Фролов замер. Желваки на скулах побелели. Он молчал, сдавив ладонями папку с актом обследования, но понимал, что молчать тут нельзя.
— Все это эмоции человека, мало понимающего в хозяйстве!
— Возможно, товарищ Фролов, я меньше вас понимаю в хозяйстве, я не такой экономист, как вы с Бобриковым, но знаю, что главное в хозяйстве — люди, а не цифры.
— Для кого как! Для экономики важна цифра! Она пряма и не допускает слюнтяйства!
— Ах, вон как вы заговорили! Так знайте: экономика без людей, обеспечивающих ее цифру, — больная экономика! Знаете ли вы, сколько рублей сэкономил Бобриков на недоплате уволенным? Знаете ли вы, сколько он недоплачивает рабочим по сознательно заниженным расценкам? Он ни разу не заплатил, скажем, на покосе по норме. Сдают люди сено высшего качества, не тронутое ни дождем, ни сильной, многоночной росой, — зеленое, как чай, а получают по третьей категории, как за самое плохое. Поднимите бумаги и посмотрите! Я пришел сюда без актов и кляузных записок, но говорю, отвечая за каждое слово! Я могу перечислить почти половину обсчитанных таким образом рабочих. Надо это сделать?
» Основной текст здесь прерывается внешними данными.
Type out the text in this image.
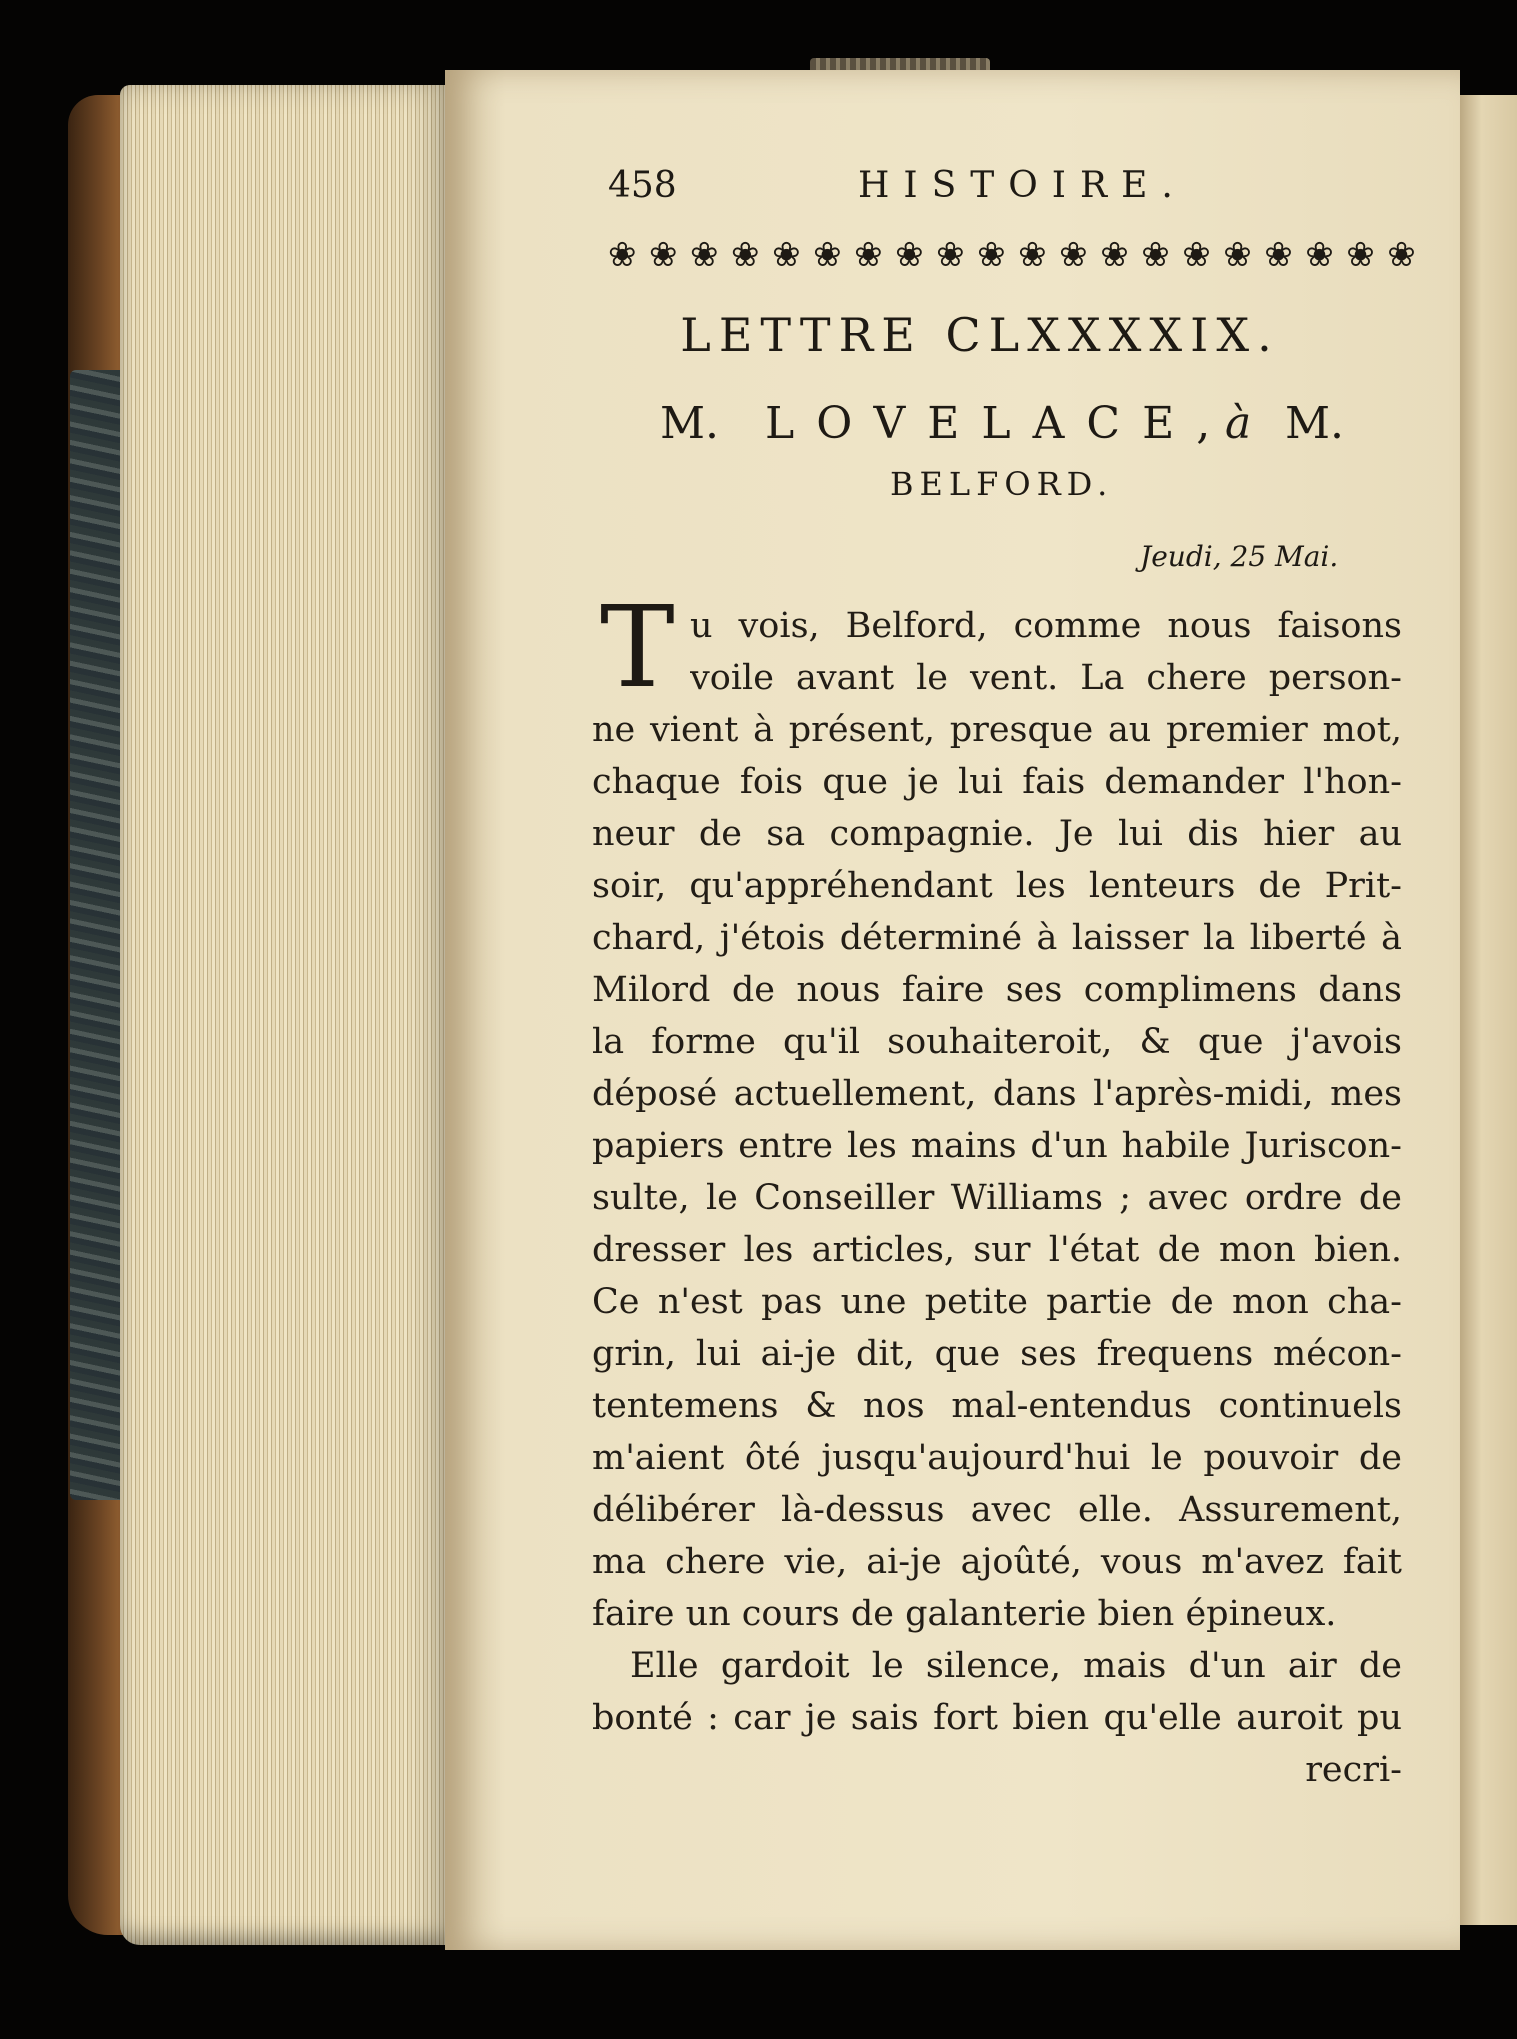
458	HISTOIRE.
❀ ❀ ❀ ❀ ❀ ❀ ❀ ❀ ❀ ❀ ❀ ❀ ❀ ❀ ❀ ❀ ❀ ❀ ❀ ❀
LETTRE CLXXXXIX.
M. LOVELACE,
à M.
BELFORD.
Jeudi, 25 Mai.
T u vois, Belford, comme nous faisons
voile avant le vent. La chere person-
ne vient à présent, presque au premier mot,
chaque fois que je lui fais demander l'hon-
neur de sa compagnie. Je lui dis hier au
soir, qu'appréhendant les lenteurs de Prit-
chard, j'étois déterminé à laisser la liberté à
Milord de nous faire ses complimens dans
la forme qu'il souhaiteroit, & que j'avois
déposé actuellement, dans l'après-midi, mes
papiers entre les mains d'un habile Juriscon-
sulte, le Conseiller Williams ; avec ordre de
dresser les articles, sur l'état de mon bien.
Ce n'est pas une petite partie de mon cha-
grin, lui ai-je dit, que ses frequens mécon-
tentemens & nos mal-entendus continuels
m'aient ôté jusqu'aujourd'hui le pouvoir de
délibérer là-dessus avec elle. Assurement,
ma chere vie, ai-je ajoûté, vous m'avez fait
faire un cours de galanterie bien épineux.
Elle gardoit le silence, mais d'un air de
bonté : car je sais fort bien qu'elle auroit pu
recri-
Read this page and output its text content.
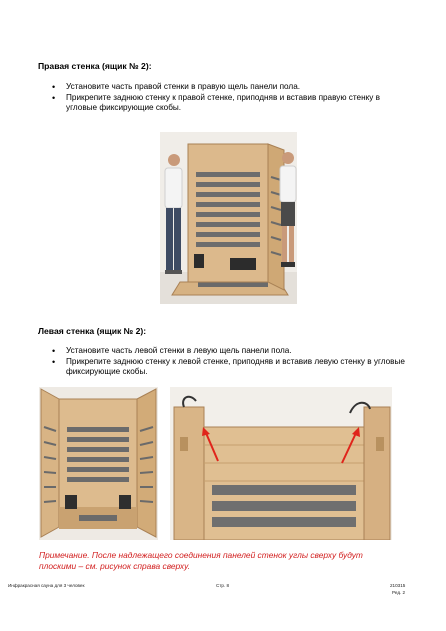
Правая стенка (ящик № 2):
• Установите часть правой стенки в правую щель панели пола.
• Прикрепите заднюю стенку к правой стенке, приподняв и вставив правую стенку в угловые фиксирующие скобы.
Левая стенка (ящик № 2):
• Установите часть левой стенки в левую щель панели пола.
• Прикрепите заднюю стенку к левой стенке, приподняв и вставив левую стенку в угловые фиксирующие скобы.
Примечание. После надлежащего соединения панелей стенок углы сверху будут плоскими – см. рисунок справа сверху.
Инфракрасная сауна для 3 человек	Стр. 8	210315
Ред. 2
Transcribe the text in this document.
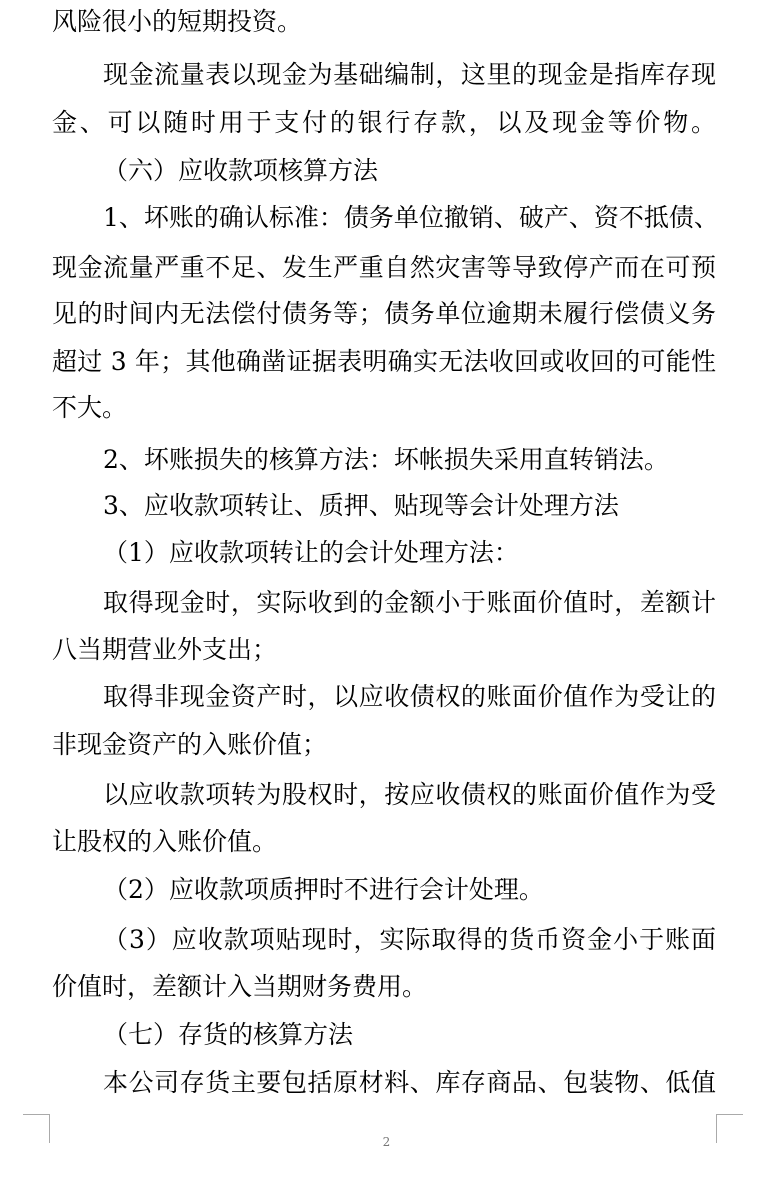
风险很小的短期投资。
现金流量表以现金为基础编制，这里的现金是指库存现
金、可以随时用于支付的银行存款，以及现金等价物。
（六）应收款项核算方法
1、坏账的确认标准：债务单位撤销、破产、资不抵债、
现金流量严重不足、发生严重自然灾害等导致停产而在可预
见的时间内无法偿付债务等；债务单位逾期未履行偿债义务
超过 3 年；其他确凿证据表明确实无法收回或收回的可能性
不大。
2、坏账损失的核算方法：坏帐损失采用直转销法。
3、应收款项转让、质押、贴现等会计处理方法
（1）应收款项转让的会计处理方法：
取得现金时，实际收到的金额小于账面价值时，差额计
八当期营业外支出；
取得非现金资产时，以应收债权的账面价值作为受让的
非现金资产的入账价值；
以应收款项转为股权时，按应收债权的账面价值作为受
让股权的入账价值。
（2）应收款项质押时不进行会计处理。
（3）应收款项贴现时，实际取得的货币资金小于账面
价值时，差额计入当期财务费用。
（七）存货的核算方法
本公司存货主要包括原材料、库存商品、包装物、低值
2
— Сейчас не стоит, вероятно, — заметила Звягинцева.
— Все идет на благо совхоза, а не Бобрикову! — ядовито огрызнулся Фролов, полагая, что на это нечем будет ответить разошедшемуся парторгу.
— Нет, уважаемый начальник сельхозуправления! Ошибаетесь! Совхоз терпит на этом колоссальные убытки! Я вижу вопрос в ваших глазах, товарищи. Разъясняю. Первая потеря — моральная. Людская. Люди недовольны, уходят. Вторая потеря — материальная. Вы слышите, товарищ Фролов? Материальная. Я поручил одному коммунисту, он ведет расчет, сколько потерял совхоз на технике от случайных, временных трактористов и шоферов, безбожно губивших машины. Он высчитает, сколько потеряно на порче молочных аппаратов и потере молока от частой смены доярок только за последний год. Не сомневаюсь, цифра будет внушительной. Так что… вот она, экономика Бобрикова! Он экономист! Он даже высчитывает назад полученные премии! Нет, он не преступник-хапуга, он не берет себе прямо. Он получает косвенно.